Brock Howell asks a question during the Everett Planning Department open house at Everett Station on Wednesday, Feb. 26, 2025 in Everett, Washington. (Olivia Vanni / The Herald)

Brock Howell asks a question during the Everett Planning Department open house at Everett Station on Wednesday, Feb. 26, 2025 in Everett, Washington. (Olivia Vanni / The Herald)

Everett staff share comprehensive plan info at open house

The city is looking for feedback from residents on its 2044 comprehensive plan update.

EVERETT — City staff fielded questions about Everett’s periodic comprehensive plan update at an open house Wednesday as the city works to complete the update before a June 30 deadline.

Residents raised questions about parking availability, public transit improvements and the building permitting process during the two-hour event.

Everett, like other large Washington cities, is required under the Growth Management Act to complete 20-year comprehensive plans designed to lay out the goals and policies that will prepare itself for increased growth. Cities update their comprehensive plans every 10 years.

The state required Everett to complete its periodic update by Dec. 31, 2024. It hopes to complete the plan by June 30, when it must implement zoning changes to comply with new state laws regarding middle housing.

In planning documents — currently in draft form until the City Council gives it final approval — the city lays out goals of incentivizing mixed-use, walkable development while increasing housing supply and protecting natural areas and wildlife habitats.

“The planning for this is planning for the arrival of mass transit and the train in a huge way,” said Nathan Shelby, a member of Everett’s planning commission. “If we don’t do it now, we will be so far behind the ball when the train gets here, we will have to make 30 years of change overnight. Nobody’s going to want that.”

One concern raised by attendees at the open house regarded parking availability. The city must plan for the arrival of 65,000 new residents and 36,500 more housing units by 2044 while also incentivizing housing development at affordable prices.

Everett is still looking at solutions for the parking problem, planners at the open house said, but as of now, the city is hoping to reduce parking requirements to one parking space per housing unit. Generally, current developments in the city require two parking spaces per housing unit. Building 70,000 new parking spaces would not make Everett “an affordable and livable city,” city planning director Yorik Stevens-Wajda said at the meeting.
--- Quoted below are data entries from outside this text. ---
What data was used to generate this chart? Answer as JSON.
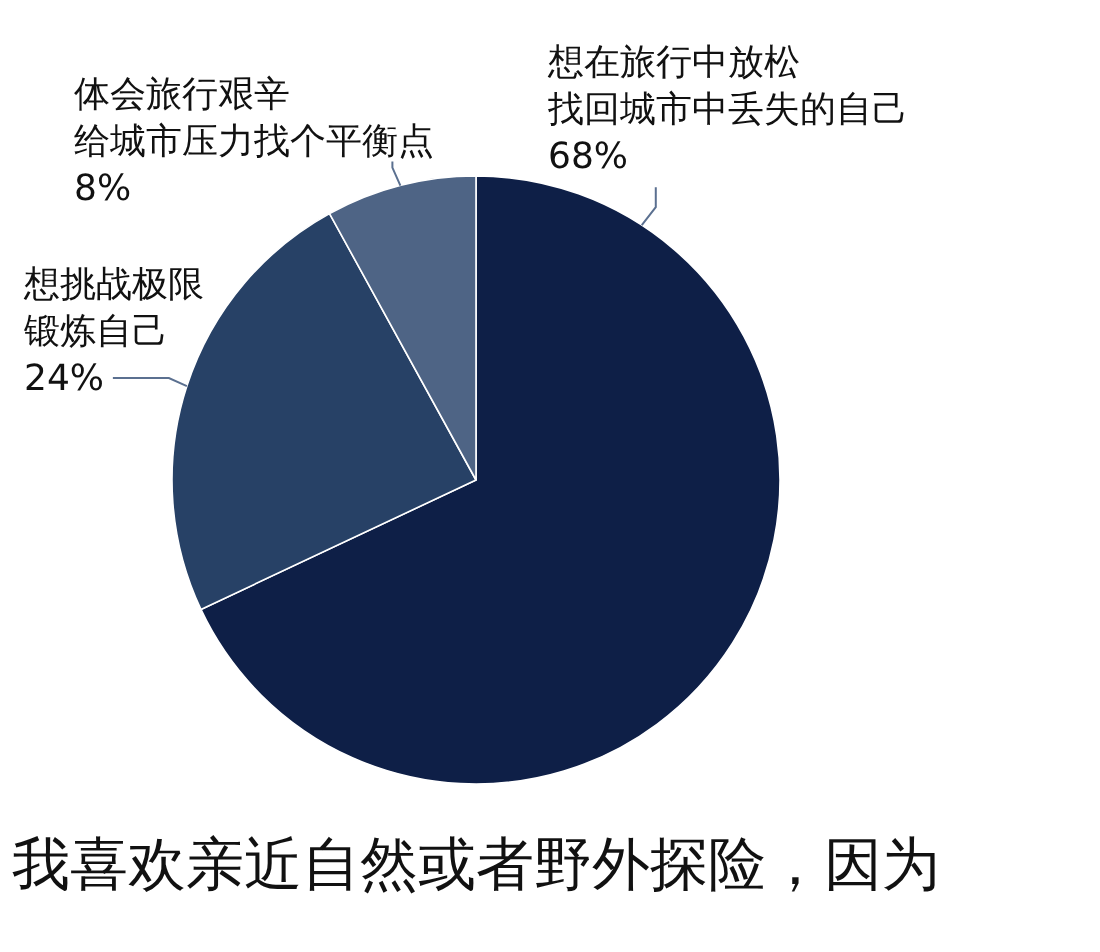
{
  "chart_data": {
    "type": "pie",
    "title": "我喜欢亲近自然或者野外探险，因为",
    "categories": [
      "想在旅行中放松找回城市中丢失的自己",
      "想挑战极限锻炼自己",
      "体会旅行艰辛给城市压力找个平衡点"
    ],
    "values": [
      68,
      24,
      8
    ],
    "value_labels": [
      "68%",
      "24%",
      "8%"
    ],
    "colors": [
      "#0e1f47",
      "#274166",
      "#4e6485"
    ],
    "legend": false
  }
}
One of the stated goals of the city’s draft plan is to reduce the proportion of commute trips by single-occupant vehicles. A method of achieving this could be utilizing transportation management associations, said Brock Howell, executive director of the Everett Station District Alliance. Those associations — some of which currently operate in neighboring cities like Seattle and Bellevue — work with building owners and tenants to incentivize occupants of large buildings to use forms of transportation other than cars.

“I think it’s a very real concern that citizens have,” Howell said. “Yes, we need more housing, and we want them not to drive. We don’t all want to be stuck in congestion, so we need to figure out ways to incentivize them to live without cars.”
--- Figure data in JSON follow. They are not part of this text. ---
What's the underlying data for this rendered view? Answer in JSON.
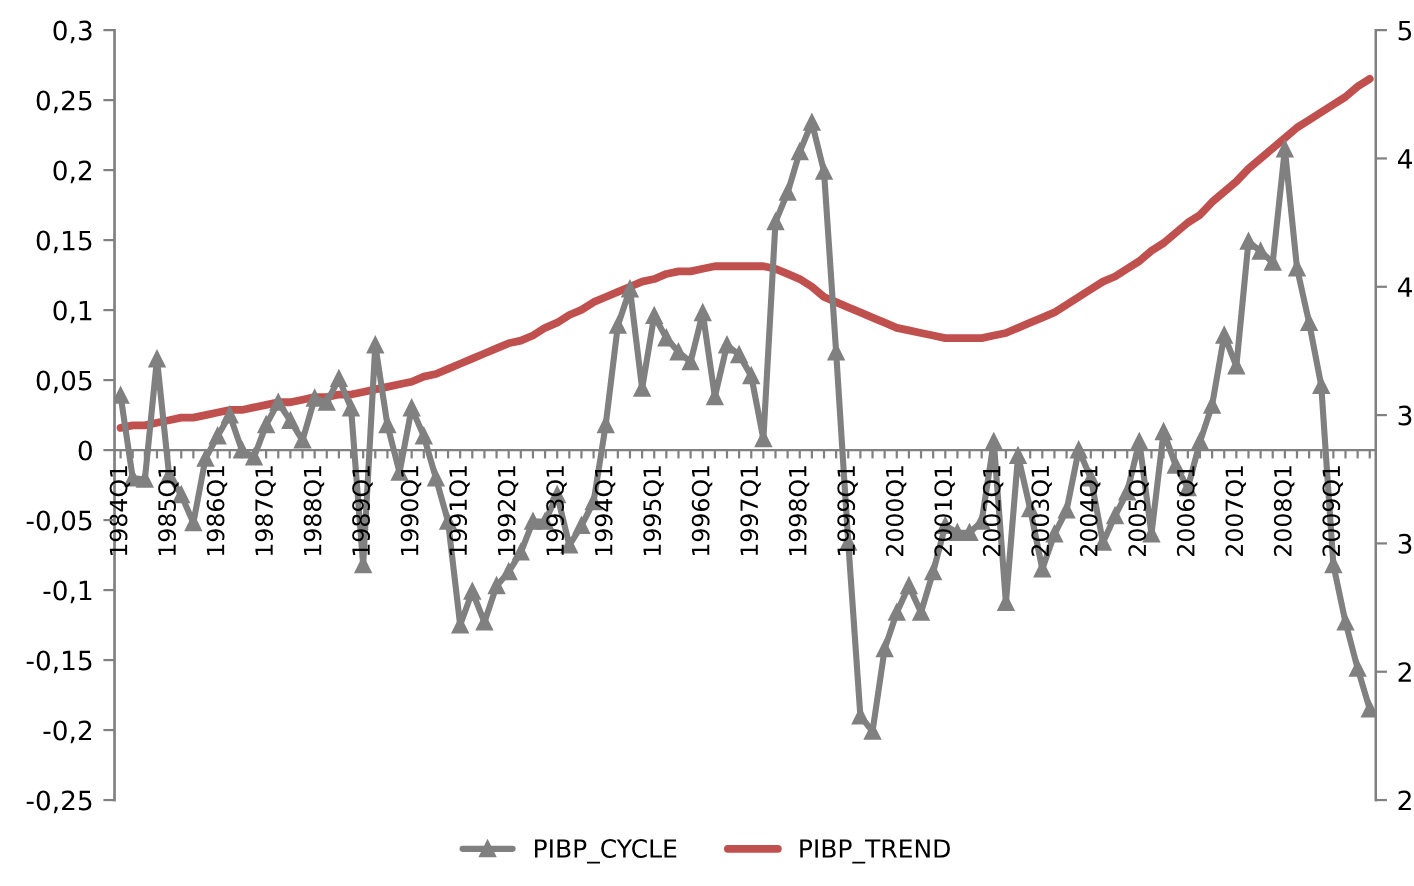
{
  "chart_data": {
    "type": "line",
    "categories": [
      "1984Q1",
      null,
      null,
      null,
      "1985Q1",
      null,
      null,
      null,
      "1986Q1",
      null,
      null,
      null,
      "1987Q1",
      null,
      null,
      null,
      "1988Q1",
      null,
      null,
      null,
      "1989Q1",
      null,
      null,
      null,
      "1990Q1",
      null,
      null,
      null,
      "1991Q1",
      null,
      null,
      null,
      "1992Q1",
      null,
      null,
      null,
      "1993Q1",
      null,
      null,
      null,
      "1994Q1",
      null,
      null,
      null,
      "1995Q1",
      null,
      null,
      null,
      "1996Q1",
      null,
      null,
      null,
      "1997Q1",
      null,
      null,
      null,
      "1998Q1",
      null,
      null,
      null,
      "1999Q1",
      null,
      null,
      null,
      "2000Q1",
      null,
      null,
      null,
      "2001Q1",
      null,
      null,
      null,
      "2002Q1",
      null,
      null,
      null,
      "2003Q1",
      null,
      null,
      null,
      "2004Q1",
      null,
      null,
      null,
      "2005Q1",
      null,
      null,
      null,
      "2006Q1",
      null,
      null,
      null,
      "2007Q1",
      null,
      null,
      null,
      "2008Q1",
      null,
      null,
      null,
      "2009Q1",
      null,
      null,
      null
    ],
    "series": [
      {
        "name": "PIBP_CYCLE",
        "color": "#808080",
        "marker": "triangle",
        "values": [
          0.039,
          -0.02,
          -0.021,
          0.065,
          -0.018,
          -0.032,
          -0.052,
          -0.006,
          0.01,
          0.025,
          0,
          -0.005,
          0.018,
          0.034,
          0.021,
          0.007,
          0.037,
          0.034,
          0.051,
          0.03,
          -0.082,
          0.075,
          0.018,
          -0.016,
          0.03,
          0.01,
          -0.02,
          -0.051,
          -0.125,
          -0.101,
          -0.123,
          -0.097,
          -0.087,
          -0.073,
          -0.051,
          -0.051,
          -0.032,
          -0.068,
          -0.054,
          -0.037,
          0.018,
          0.089,
          0.115,
          0.044,
          0.096,
          0.08,
          0.07,
          0.063,
          0.098,
          0.038,
          0.075,
          0.068,
          0.053,
          0.008,
          0.163,
          0.184,
          0.213,
          0.234,
          0.199,
          0.07,
          -0.066,
          -0.19,
          -0.201,
          -0.142,
          -0.116,
          -0.097,
          -0.116,
          -0.087,
          -0.054,
          -0.059,
          -0.059,
          -0.051,
          0.006,
          -0.109,
          -0.004,
          -0.042,
          -0.085,
          -0.06,
          -0.043,
          0,
          -0.02,
          -0.066,
          -0.047,
          -0.03,
          0.006,
          -0.06,
          0.013,
          -0.011,
          -0.027,
          0.006,
          0.032,
          0.082,
          0.06,
          0.149,
          0.142,
          0.134,
          0.215,
          0.13,
          0.091,
          0.046,
          -0.082,
          -0.123,
          -0.156,
          -0.185
        ]
      },
      {
        "name": "PIBP_TREND",
        "color": "#c0504d",
        "marker": "none",
        "axis": "y2",
        "values": [
          3.45,
          3.46,
          3.46,
          3.47,
          3.48,
          3.49,
          3.49,
          3.5,
          3.51,
          3.52,
          3.52,
          3.53,
          3.54,
          3.55,
          3.55,
          3.56,
          3.57,
          3.57,
          3.58,
          3.58,
          3.59,
          3.6,
          3.61,
          3.62,
          3.63,
          3.65,
          3.66,
          3.68,
          3.7,
          3.72,
          3.74,
          3.76,
          3.78,
          3.79,
          3.81,
          3.84,
          3.86,
          3.89,
          3.91,
          3.94,
          3.96,
          3.98,
          4.0,
          4.02,
          4.03,
          4.05,
          4.06,
          4.06,
          4.07,
          4.08,
          4.08,
          4.08,
          4.08,
          4.08,
          4.07,
          4.05,
          4.03,
          4.0,
          3.96,
          3.94,
          3.92,
          3.9,
          3.88,
          3.86,
          3.84,
          3.83,
          3.82,
          3.81,
          3.8,
          3.8,
          3.8,
          3.8,
          3.81,
          3.82,
          3.84,
          3.86,
          3.88,
          3.9,
          3.93,
          3.96,
          3.99,
          4.02,
          4.04,
          4.07,
          4.1,
          4.14,
          4.17,
          4.21,
          4.25,
          4.28,
          4.33,
          4.37,
          4.41,
          4.46,
          4.5,
          4.54,
          4.58,
          4.62,
          4.65,
          4.68,
          4.71,
          4.74,
          4.78,
          4.81
        ]
      }
    ],
    "ylim": [
      -0.25,
      0.3
    ],
    "yticks": [
      {
        "value": -0.25,
        "label": "-0,25"
      },
      {
        "value": -0.2,
        "label": "-0,2"
      },
      {
        "value": -0.15,
        "label": "-0,15"
      },
      {
        "value": -0.1,
        "label": "-0,1"
      },
      {
        "value": -0.05,
        "label": "-0,05"
      },
      {
        "value": 0,
        "label": "0"
      },
      {
        "value": 0.05,
        "label": "0,05"
      },
      {
        "value": 0.1,
        "label": "0,1"
      },
      {
        "value": 0.15,
        "label": "0,15"
      },
      {
        "value": 0.2,
        "label": "0,2"
      },
      {
        "value": 0.25,
        "label": "0,25"
      },
      {
        "value": 0.3,
        "label": "0,3"
      }
    ],
    "y2lim": [
      2,
      5
    ],
    "y2ticks": [
      {
        "value": 2,
        "label": "2"
      },
      {
        "value": 2.5,
        "label": "2"
      },
      {
        "value": 3,
        "label": "3"
      },
      {
        "value": 3.5,
        "label": "3"
      },
      {
        "value": 4,
        "label": "4"
      },
      {
        "value": 4.5,
        "label": "4"
      },
      {
        "value": 5,
        "label": "5"
      }
    ],
    "grid": false,
    "legend": "bottom",
    "line_style": "solid"
  }
}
Research has shown low-density sprawl which incentivizes car travel can have negative public health and environmental impacts.

Residents also asked about potential delays in permitting for the new construction. Some worried that, with so many new residents set to move to the city, getting enough building permits approved in a timely manner could present a challenge.
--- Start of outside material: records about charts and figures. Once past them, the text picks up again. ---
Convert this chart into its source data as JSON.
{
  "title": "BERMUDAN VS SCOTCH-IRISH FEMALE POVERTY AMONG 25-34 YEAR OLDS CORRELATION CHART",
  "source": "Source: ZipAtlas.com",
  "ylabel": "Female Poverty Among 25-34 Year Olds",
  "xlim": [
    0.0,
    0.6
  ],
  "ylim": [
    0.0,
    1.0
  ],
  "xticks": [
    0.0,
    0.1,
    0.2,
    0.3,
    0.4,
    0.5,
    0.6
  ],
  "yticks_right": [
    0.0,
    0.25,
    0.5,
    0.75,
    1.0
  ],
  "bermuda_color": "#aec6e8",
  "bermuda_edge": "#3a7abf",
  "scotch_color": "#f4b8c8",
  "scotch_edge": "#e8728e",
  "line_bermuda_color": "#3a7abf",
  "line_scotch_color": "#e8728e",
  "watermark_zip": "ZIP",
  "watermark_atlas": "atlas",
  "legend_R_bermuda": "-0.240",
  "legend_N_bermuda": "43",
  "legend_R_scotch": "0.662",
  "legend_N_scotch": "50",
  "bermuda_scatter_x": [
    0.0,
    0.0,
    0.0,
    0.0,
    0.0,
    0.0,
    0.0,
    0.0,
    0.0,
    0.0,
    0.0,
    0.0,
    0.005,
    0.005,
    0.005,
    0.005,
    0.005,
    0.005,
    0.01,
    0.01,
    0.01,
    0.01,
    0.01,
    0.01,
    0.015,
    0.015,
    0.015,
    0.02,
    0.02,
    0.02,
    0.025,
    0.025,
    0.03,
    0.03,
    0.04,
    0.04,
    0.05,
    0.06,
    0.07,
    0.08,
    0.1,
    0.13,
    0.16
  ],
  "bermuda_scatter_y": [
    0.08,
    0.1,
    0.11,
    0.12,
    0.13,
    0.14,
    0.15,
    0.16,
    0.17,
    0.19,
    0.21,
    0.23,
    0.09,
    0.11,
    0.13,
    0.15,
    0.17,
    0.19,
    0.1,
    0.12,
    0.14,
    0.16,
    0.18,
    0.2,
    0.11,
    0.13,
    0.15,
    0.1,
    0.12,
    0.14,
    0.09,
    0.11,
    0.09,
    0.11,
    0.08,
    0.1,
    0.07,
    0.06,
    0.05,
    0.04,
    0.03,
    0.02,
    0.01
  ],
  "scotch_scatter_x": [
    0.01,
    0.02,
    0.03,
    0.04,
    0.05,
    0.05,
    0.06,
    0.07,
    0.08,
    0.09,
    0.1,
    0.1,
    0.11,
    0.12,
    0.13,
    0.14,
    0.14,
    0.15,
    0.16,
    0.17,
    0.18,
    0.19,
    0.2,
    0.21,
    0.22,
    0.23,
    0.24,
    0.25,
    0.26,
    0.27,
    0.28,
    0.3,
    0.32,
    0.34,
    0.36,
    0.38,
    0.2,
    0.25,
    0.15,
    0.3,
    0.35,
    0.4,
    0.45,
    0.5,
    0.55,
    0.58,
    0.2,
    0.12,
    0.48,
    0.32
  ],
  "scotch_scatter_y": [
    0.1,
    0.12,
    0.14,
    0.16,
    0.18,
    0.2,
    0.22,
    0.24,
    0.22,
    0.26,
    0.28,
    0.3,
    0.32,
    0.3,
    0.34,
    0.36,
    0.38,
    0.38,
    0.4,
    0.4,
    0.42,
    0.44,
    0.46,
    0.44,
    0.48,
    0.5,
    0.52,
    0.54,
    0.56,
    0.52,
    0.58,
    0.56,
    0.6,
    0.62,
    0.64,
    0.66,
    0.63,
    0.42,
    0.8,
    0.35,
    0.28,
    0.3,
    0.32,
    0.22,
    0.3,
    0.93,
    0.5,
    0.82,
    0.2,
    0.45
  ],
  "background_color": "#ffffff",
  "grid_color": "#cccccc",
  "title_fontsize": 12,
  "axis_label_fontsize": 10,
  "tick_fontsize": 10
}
The amount of time each permit takes depends on the building being constructed, assistant planner Danielle Marshall said at the meeting. The city’s permit services department currently has a “very quick turnaround,” she said. City Council member Ben Zarlingo also said granting more funding to the permit department could help plan for the increase in building permits.

The city is still looking for feedback on the comprehensive plan, as the plan is coming from “your dollars,” said the city’s long-range planning manager, Alice Ann Wetzel. Residents can submit comments at everettwa.gov/2044.

“It’s you who actually changes things, by your comments and your discussions with your planning commissioners and everyone else to say ‘We want to have a city that is livable for a whole host of ways, we don’t want a city that is dominated by vehicles,’” Wetzel said. “Those are the things you have to say. I can stand here and say it, but I’m not the person who is experiencing it day in and day out. It comes stronger from you.”

This article has been updated to correct the spelling of Alice Ann Wetzel’s name.